Молодая женщина поднялась с пылающим лицом и тяжело дыша. Взгляд ее упал на кипу газет, журналов и на письмо, лежавшее на ее столе. Машинально взяла она это письмо и пробежала его глазами. То был отчет смотрительницы Рекенштейнской фермы с уведомлением об отправке разной провизии и с подробностями о хозяйстве. Но в конце фермерша присовокупила:
«Зная, как Вы были всегда добры, графиня, к племяннице судьи, мадемуазель Жизели Линднер, позволяю себе сообщить Вам, что эта несчастная молодая девушка умерла на прошлой неделе. Известие о гнусном преступлении ее жениха нанесло ей последний удар. Она истаяла, как свечка. Да простит ей милосердный Бог ее прегрешения».
Бледная, дрожащими руками, графиня сложила письмо. Эта преждевременная смерть была ее делом. Эта могила взывала к Высшему Судье о мщении против нее. А между тем преступление не привело к желанной цели. Но зачем эти поздние сожаления? Что сделано, того нельзя переделать. Она взяла газету и стала читать, но вдруг задрожала и прильнула глазами к столбцу следующего содержания:
«В суде городе С… разбиралось печальное и потрясающее дело. Оно доказывает, что, к несчастью, деморализация и позор поражают даже самые почтенные семейства и что жажда наслаждаться во что бы то ни стало влечет к преступлению людей, носящих самые древние имена. Подобный представитель рыцарской расы, барон де В***, был уличен в воровстве со взломом у графини де Р*. Несмотря на его приличный вид, на его отрицание и жаркую защиту его адвоката, уличенный приговорен к двухлетнему тюремному заключению».
Листок выпал из рук Габриэли, и глаза ее загорелись диким огнем.
— Отомщена! — прошептала она. — Это честное имя, которого я недостойна, у тебя его нет больше. Удар, нанесенный мною, еще хуже того, который поразил меня; и я знаю, что ты предпочел бы смерть. — Она сжала руками свой пылающий лоб: «Да, я отомщена, а между тем не чувствую счастья, которого ожидала от удовлетворения моей мести. Я не нахожу покоя, так как хотя все думают, что он вор, но я знаю, что он не виновен, а он знает, что я бесчестна и преступна». Она прижала голову к подушкам и разразилась рыданиями. «Ах, Готфрид, зачем своей безжалостной жестокостью ты принудил меня сделать тебе так много зла и предал меня терзаниям совести?!»

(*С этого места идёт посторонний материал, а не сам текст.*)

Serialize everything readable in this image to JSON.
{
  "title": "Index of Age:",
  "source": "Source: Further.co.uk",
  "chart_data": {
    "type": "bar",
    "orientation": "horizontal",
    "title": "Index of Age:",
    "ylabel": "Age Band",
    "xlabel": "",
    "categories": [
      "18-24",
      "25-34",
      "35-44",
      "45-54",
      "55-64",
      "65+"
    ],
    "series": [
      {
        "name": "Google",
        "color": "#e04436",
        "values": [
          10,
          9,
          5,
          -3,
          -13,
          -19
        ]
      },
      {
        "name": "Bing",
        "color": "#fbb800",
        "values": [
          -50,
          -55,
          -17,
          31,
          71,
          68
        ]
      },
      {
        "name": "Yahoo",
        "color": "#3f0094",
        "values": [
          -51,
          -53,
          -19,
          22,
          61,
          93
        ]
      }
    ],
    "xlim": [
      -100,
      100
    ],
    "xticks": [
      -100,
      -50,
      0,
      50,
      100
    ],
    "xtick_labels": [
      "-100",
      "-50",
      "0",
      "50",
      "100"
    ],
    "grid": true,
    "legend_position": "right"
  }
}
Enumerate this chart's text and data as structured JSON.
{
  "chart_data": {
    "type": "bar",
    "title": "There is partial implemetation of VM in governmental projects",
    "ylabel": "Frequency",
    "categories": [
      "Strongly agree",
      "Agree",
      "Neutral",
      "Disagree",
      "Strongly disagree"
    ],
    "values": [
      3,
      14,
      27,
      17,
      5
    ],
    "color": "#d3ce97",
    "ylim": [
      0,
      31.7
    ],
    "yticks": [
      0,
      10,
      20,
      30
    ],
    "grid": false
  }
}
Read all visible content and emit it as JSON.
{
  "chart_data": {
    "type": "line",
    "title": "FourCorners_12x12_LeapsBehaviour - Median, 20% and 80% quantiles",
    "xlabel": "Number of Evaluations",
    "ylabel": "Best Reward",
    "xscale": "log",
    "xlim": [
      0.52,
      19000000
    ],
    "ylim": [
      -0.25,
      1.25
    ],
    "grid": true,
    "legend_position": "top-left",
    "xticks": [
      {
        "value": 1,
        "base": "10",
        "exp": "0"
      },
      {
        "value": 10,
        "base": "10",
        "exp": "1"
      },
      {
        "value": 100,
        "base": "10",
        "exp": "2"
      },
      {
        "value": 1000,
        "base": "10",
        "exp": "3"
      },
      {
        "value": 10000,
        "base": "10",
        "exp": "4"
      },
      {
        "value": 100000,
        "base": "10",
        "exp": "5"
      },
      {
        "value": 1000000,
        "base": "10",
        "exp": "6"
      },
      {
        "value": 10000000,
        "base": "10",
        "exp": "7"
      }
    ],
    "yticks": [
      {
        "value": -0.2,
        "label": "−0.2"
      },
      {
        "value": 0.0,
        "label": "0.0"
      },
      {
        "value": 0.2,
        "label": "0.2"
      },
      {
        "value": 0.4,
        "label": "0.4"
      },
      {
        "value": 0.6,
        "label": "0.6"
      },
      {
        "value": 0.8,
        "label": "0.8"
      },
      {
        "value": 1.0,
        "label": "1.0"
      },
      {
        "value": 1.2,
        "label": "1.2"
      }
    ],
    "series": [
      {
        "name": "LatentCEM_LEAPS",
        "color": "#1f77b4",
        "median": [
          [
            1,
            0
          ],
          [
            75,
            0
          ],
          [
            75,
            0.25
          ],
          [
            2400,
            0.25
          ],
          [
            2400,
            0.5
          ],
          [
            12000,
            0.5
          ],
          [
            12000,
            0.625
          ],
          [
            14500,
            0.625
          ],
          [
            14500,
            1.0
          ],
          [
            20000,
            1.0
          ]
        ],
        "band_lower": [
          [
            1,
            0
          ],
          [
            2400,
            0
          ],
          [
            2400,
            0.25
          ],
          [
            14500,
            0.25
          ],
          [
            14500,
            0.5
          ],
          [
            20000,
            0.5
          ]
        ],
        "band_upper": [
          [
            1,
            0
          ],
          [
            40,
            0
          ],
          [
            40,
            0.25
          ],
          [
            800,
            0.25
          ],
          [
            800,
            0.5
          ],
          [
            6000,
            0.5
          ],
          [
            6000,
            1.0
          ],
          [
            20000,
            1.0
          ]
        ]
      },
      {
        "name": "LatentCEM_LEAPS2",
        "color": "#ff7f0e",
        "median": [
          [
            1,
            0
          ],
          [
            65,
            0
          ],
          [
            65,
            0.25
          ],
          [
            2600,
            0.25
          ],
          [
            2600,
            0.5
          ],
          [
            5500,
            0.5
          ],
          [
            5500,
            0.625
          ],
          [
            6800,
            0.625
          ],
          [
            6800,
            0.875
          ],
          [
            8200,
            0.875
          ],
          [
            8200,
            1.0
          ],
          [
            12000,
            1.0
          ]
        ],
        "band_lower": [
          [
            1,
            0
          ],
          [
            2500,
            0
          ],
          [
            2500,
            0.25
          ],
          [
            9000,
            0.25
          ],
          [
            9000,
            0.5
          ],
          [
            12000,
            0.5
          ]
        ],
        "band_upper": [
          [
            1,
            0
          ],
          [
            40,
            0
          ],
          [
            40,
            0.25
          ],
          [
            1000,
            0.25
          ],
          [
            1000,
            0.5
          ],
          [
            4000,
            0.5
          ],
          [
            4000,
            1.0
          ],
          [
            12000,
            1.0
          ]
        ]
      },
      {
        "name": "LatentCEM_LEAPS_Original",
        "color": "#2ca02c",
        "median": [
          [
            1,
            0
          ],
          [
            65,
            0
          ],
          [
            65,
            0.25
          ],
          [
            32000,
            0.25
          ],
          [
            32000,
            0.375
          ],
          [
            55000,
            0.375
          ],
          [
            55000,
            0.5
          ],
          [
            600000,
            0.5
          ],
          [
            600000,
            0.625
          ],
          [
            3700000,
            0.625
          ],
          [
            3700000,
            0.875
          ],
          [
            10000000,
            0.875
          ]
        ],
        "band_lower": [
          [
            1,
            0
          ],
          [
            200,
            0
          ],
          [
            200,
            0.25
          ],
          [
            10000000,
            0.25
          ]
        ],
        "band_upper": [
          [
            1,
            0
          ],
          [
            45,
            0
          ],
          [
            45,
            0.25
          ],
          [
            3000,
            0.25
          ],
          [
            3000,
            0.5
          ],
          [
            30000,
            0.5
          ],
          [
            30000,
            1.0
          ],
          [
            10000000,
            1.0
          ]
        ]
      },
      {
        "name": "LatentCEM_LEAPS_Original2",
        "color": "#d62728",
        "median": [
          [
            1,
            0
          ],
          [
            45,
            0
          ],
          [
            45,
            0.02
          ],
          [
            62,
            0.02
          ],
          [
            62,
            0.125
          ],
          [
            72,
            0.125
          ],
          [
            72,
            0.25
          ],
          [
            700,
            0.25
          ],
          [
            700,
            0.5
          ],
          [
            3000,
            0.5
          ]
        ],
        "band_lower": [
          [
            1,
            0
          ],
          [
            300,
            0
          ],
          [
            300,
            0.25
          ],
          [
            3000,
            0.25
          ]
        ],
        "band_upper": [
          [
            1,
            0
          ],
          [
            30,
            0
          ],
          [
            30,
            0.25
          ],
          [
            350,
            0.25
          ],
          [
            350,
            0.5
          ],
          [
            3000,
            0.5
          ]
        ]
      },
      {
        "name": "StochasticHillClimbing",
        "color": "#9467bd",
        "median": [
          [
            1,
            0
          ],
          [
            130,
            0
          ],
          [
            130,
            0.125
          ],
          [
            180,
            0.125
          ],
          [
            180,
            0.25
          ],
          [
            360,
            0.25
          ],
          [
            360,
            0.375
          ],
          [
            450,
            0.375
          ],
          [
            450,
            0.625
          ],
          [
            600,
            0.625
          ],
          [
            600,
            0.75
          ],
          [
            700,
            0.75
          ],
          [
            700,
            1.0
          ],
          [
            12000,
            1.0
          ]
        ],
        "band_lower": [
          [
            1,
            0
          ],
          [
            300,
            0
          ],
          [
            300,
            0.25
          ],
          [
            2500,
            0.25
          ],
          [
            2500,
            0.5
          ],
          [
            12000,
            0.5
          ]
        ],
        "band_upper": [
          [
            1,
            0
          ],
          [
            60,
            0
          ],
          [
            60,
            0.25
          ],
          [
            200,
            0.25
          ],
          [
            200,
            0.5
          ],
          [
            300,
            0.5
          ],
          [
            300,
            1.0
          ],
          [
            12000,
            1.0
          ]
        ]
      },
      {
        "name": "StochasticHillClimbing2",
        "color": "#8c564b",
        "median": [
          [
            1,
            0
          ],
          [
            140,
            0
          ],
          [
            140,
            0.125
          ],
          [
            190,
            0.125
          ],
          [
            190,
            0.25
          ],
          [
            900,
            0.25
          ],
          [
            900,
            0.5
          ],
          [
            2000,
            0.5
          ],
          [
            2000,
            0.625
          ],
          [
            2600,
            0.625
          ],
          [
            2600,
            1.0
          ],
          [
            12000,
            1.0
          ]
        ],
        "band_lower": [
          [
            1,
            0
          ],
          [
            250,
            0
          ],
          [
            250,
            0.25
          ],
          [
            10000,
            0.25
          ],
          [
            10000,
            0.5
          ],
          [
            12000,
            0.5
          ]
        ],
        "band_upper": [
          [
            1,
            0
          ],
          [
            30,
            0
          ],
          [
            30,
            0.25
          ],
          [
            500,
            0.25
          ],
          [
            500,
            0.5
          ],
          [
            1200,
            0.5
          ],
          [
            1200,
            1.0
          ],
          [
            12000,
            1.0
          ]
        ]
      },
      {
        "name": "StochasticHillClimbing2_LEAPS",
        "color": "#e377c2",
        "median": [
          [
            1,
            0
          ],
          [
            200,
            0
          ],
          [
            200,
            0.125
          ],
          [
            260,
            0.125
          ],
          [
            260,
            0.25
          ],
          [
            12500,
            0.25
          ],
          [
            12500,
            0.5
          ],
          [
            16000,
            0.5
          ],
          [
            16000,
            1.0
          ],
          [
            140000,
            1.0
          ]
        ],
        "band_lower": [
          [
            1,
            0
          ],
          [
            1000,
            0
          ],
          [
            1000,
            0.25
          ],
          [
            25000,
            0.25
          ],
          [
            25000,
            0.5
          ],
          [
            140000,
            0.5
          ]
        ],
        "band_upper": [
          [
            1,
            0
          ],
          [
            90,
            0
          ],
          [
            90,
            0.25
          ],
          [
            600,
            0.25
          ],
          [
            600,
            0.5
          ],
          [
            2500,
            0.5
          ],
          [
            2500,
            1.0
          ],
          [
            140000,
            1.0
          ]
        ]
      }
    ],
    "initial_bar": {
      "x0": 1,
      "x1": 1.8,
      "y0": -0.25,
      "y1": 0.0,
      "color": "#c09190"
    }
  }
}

Через год и полтора месяца после смерти графа Вилибальда Рекенштейн избранное общество собралось в католической церкви столицы, где с большой пышностью праздновалась свадьба дона Рамона и графини Габриэли. Среди аристократической и нарядной толпы был и Танкред, уже в форме военной школы, с радостной улыбкой на румяных устах.
В тот час, когда молодая графиня де Морейра, опираясь на руку своего мужа, принимала в своем салоне, залитом солнцем, поздравления приглашенных, в отдаленном городе на берегу Рейна, в тюремной келье, одиноко сидел заключенный. Его бледное лицо выражало страдания и отчаяние. Несчастный не знал, что в эту самую минуту та, которая погубила его, празднует новый триумф красоты и гордости. Готфрид не знал ничего об этой насмешке судьбы. Закрыв лицо руками, он был погружен в раздумье, и из его истерзанного сердца вырывался все тот же вопрос: «Где же правда Божественная, если нет правды человеческой?»
Часть II
Лилия
I. Двенадцать лет спустя
За пределами города Монако, близ шоссе, ведущего в Вентимиль, стоял уединенный дом довольно мрачного вида. Три больших окна, выходящих на улицу, были всегда завешены темными гардинами; с обеих сторон дома, охватывая обширное пространство, тянулась серая стена, довольно высокая, из-за которой выглядывала густая зелень сада; несколько каменных ступеней вели к массивной узкой двери, через которую проникали во внутрь этого жилища, всегда безмолвного и как бы необитаемого; и лишь блестящая, медная доска с надписью «В. Берг» доказывала, что тут живут.
Мы вводим читателя в большой зал ре-де-шоссе этого дома, в послеобеденную пору прекрасного апрельского дня. В комнате было много света от двух больших окон и стеклянной двери, которая выходила на террасу, обнесенную мраморной балюстрадой и украшенную цветами в красных каменных вазах. Мебель этой комнаты — роскошная и удобная — была, впрочем, очень старинная, и ее темный цвет и темные обои на стенах придавали бы мрачный вид жилищу, если бы множество букетов разнообразных цветов не оживляло его не наполняло своим благоуханием.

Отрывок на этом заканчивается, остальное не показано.